Meskipun demikian, cara dakwah FPI yang dipimpin langsung oleh Habib Riziq menuai sikap pro dan kontra dari berbagai kalangan masyarakat. Bagi mereka yang kontra FPI sengaja menebarkan bibit-bibit intoleransi, bahkan dianggap telah menodai citra Islam sebagai agama cinta kedamaian. Tak sedikit kalangan justru terganggu dengan cara dakwah anti maksiat yang diterapkan oleh FPI. Mereka (FPI) dalam berdakwah cenderung melakukan tindakan brutal membabi buta dan tak mau kompromi dengan siapapun terkait dengan kemaksiatan. Tak tanggung-tanggung lagi mereka pun langsung mengeksekusi lokasi-lokasi maksiat seperti perjudian, pelacuran, klup-klub malam dan yakin apa yang dilakukannya benar sesuai tuntunan Islam.

Radikalisme

FPI menurut berbagai kalangan dianggap sebagai kelompok Islam Radikal. Bahkan sikap radikal FPI sudah menjadi ciri khas organisasi. Sayangnya, Semangat radikalisme Islam sering ditafsirkan oleh kelompok di luar Islam terutama oleh Barat bahwa Islam merupakan agama ekslusif. Barat pun memukul rata bahwa Islam anti medernisme dan cenderung bertindak brutal dalam merespon segala permasalahan di sekelilingnya. Nah, FPI representasi salah satu kelompok Islam radikal yang ada di Indonesia.

Ada 2 aspek mengapa FPI cenderung menggunakan kekerasan dalam berdakwah, pertama, aspek internal; yaitu melihat kemaksiatan sudah sangat memprihatinkan khususnya di kota-kota besar, dan pemerintah yang mempunyai otoritas dalam menanggulanginya ternyata tidak melakukan reaksi apapun. Oleh karena itu FPI merasa bertanggung jawab untuk mencegah perbuatan munkar yang terjadi  sekitaranya.
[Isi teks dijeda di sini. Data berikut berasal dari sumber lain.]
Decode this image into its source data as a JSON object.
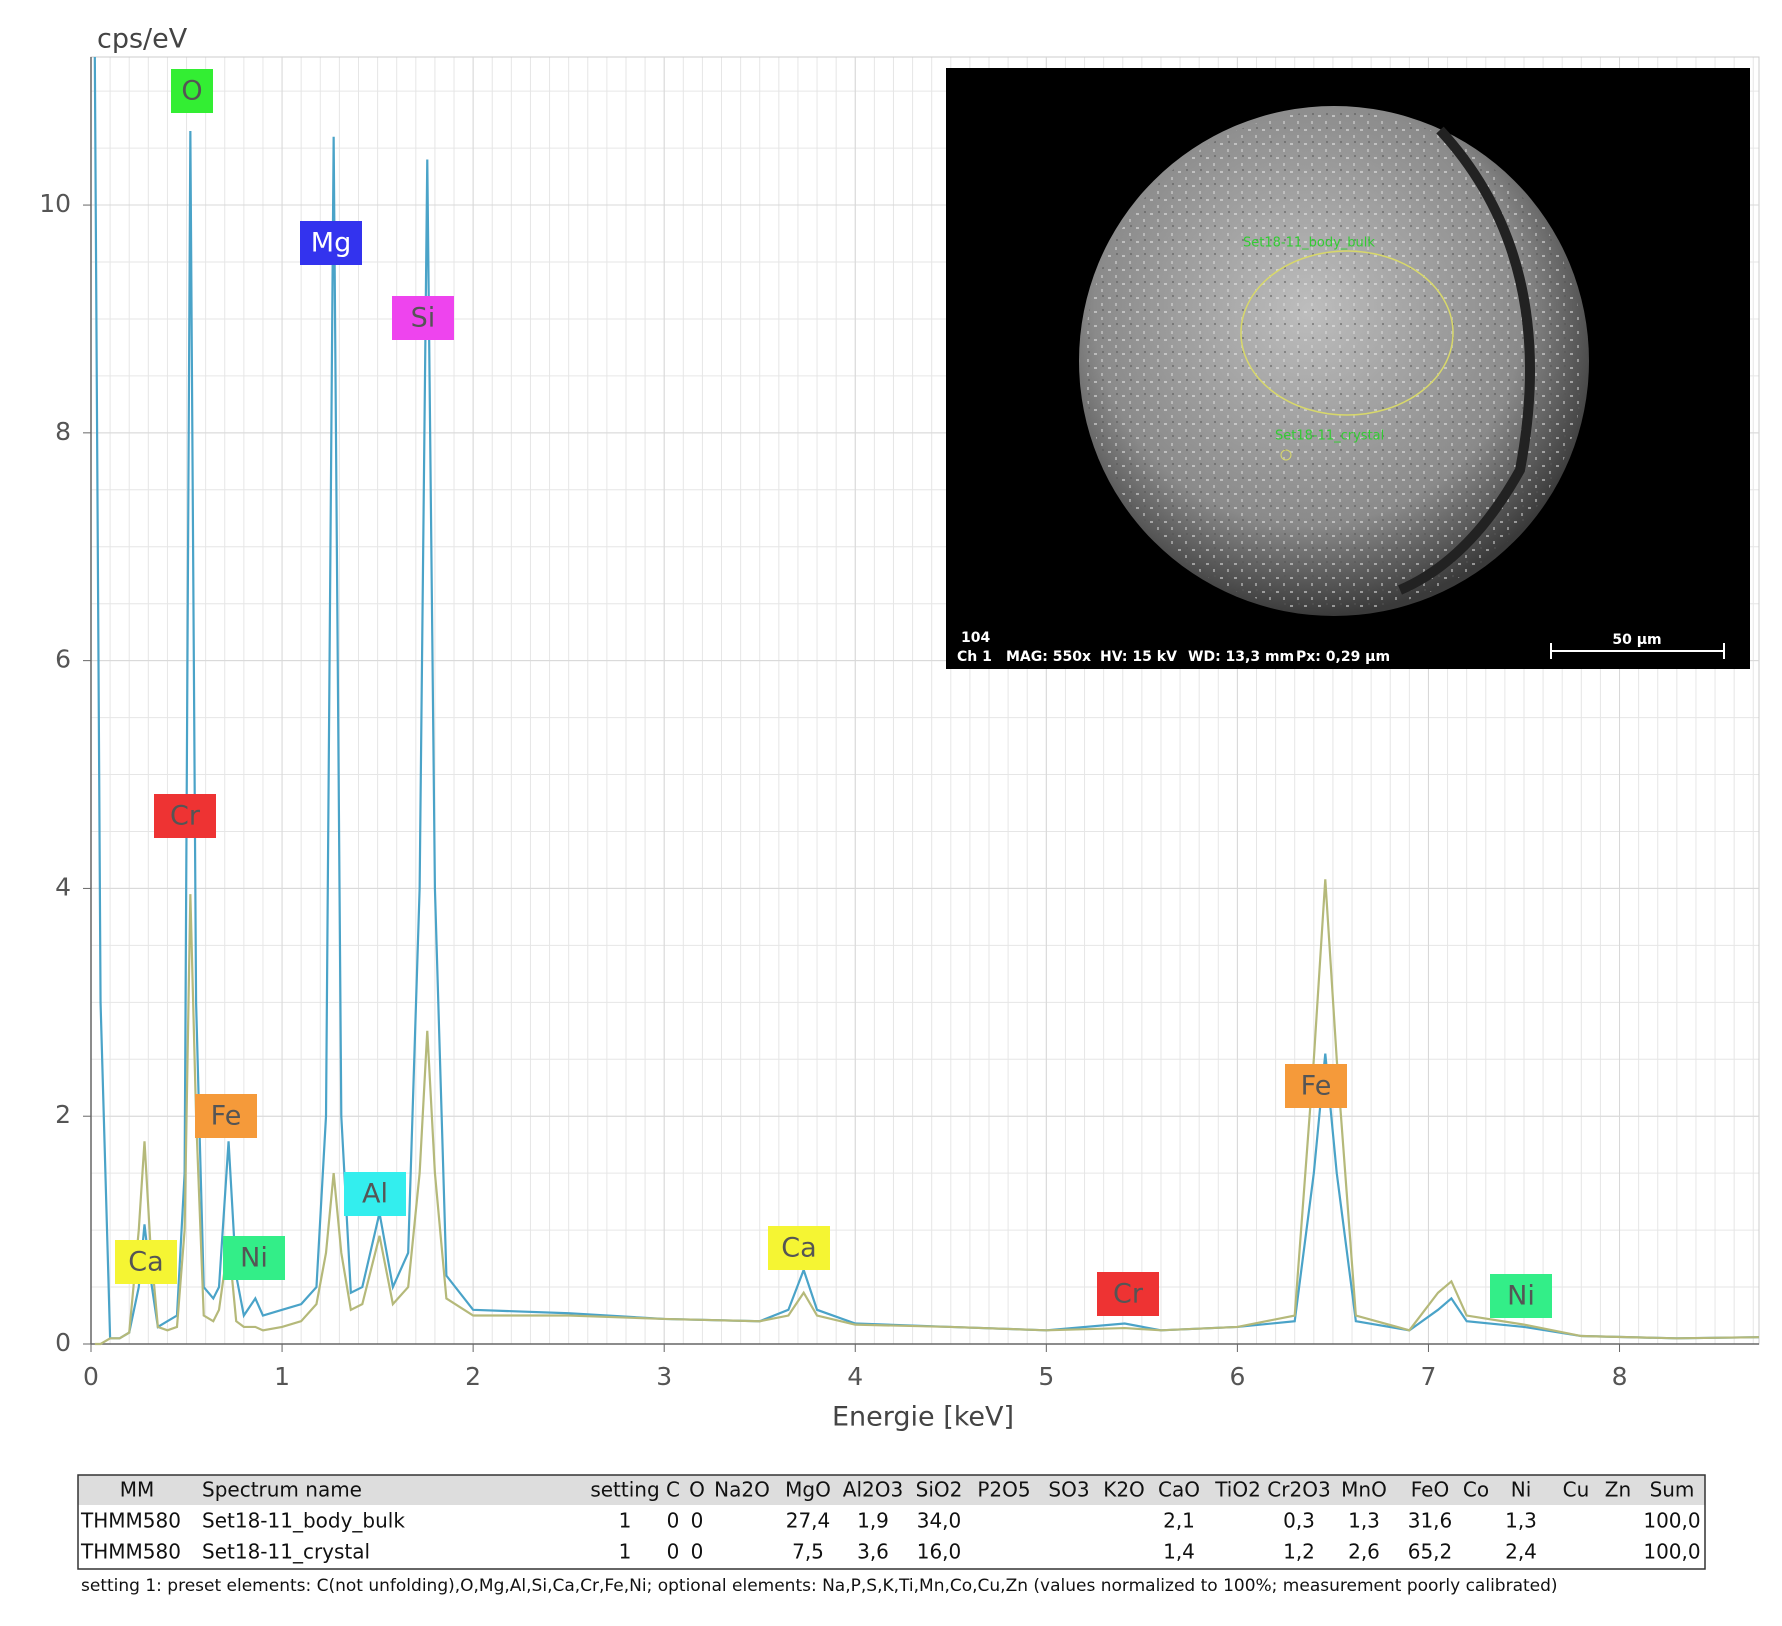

Selain itu, sejak jatuhnya era Soeharto organisasi-organisasi Islam mulai bermunculan seiring ruang yang begitu bebas dalam melakukan aktifitas sosial-keagamaan termasuk FPI. Kedua; aspek eksternal; yaitu adanya intervensi dari barat (Amerika) dalam berbagai bidang seperti politik, ekonomi, budaya dll yang cenderung mendominasi dan mengekploitasi negara-negara berkembang. Selain itu Isra’il dengan dibantu oleh Amerika Serikat melakukan tindakan-tindakan tidak manusiawi terhadap negara-negara yang mayoritas penduduknya beragama Islam (Palestina), menyebabkan mereka merasa juga disakiti dan menggalang rasa solidaritas sesama umat Islam.  Dengan alasan-alasan di atas maka memunculkan kelompok-kelompok Islam radikal yang cenderung bersikap keras terhadap kemaksiatan dan hal-hal yang berbau Amerika (barat). “oleh karena itu, hidup mulia atau mati syahid menjadi motto kehidupan setiap anggota FPI”, mereka tak akan membiarkan agama Allah dan Nabinya dihina, dilecehkan dan dinodai oleh orang-orang munafik.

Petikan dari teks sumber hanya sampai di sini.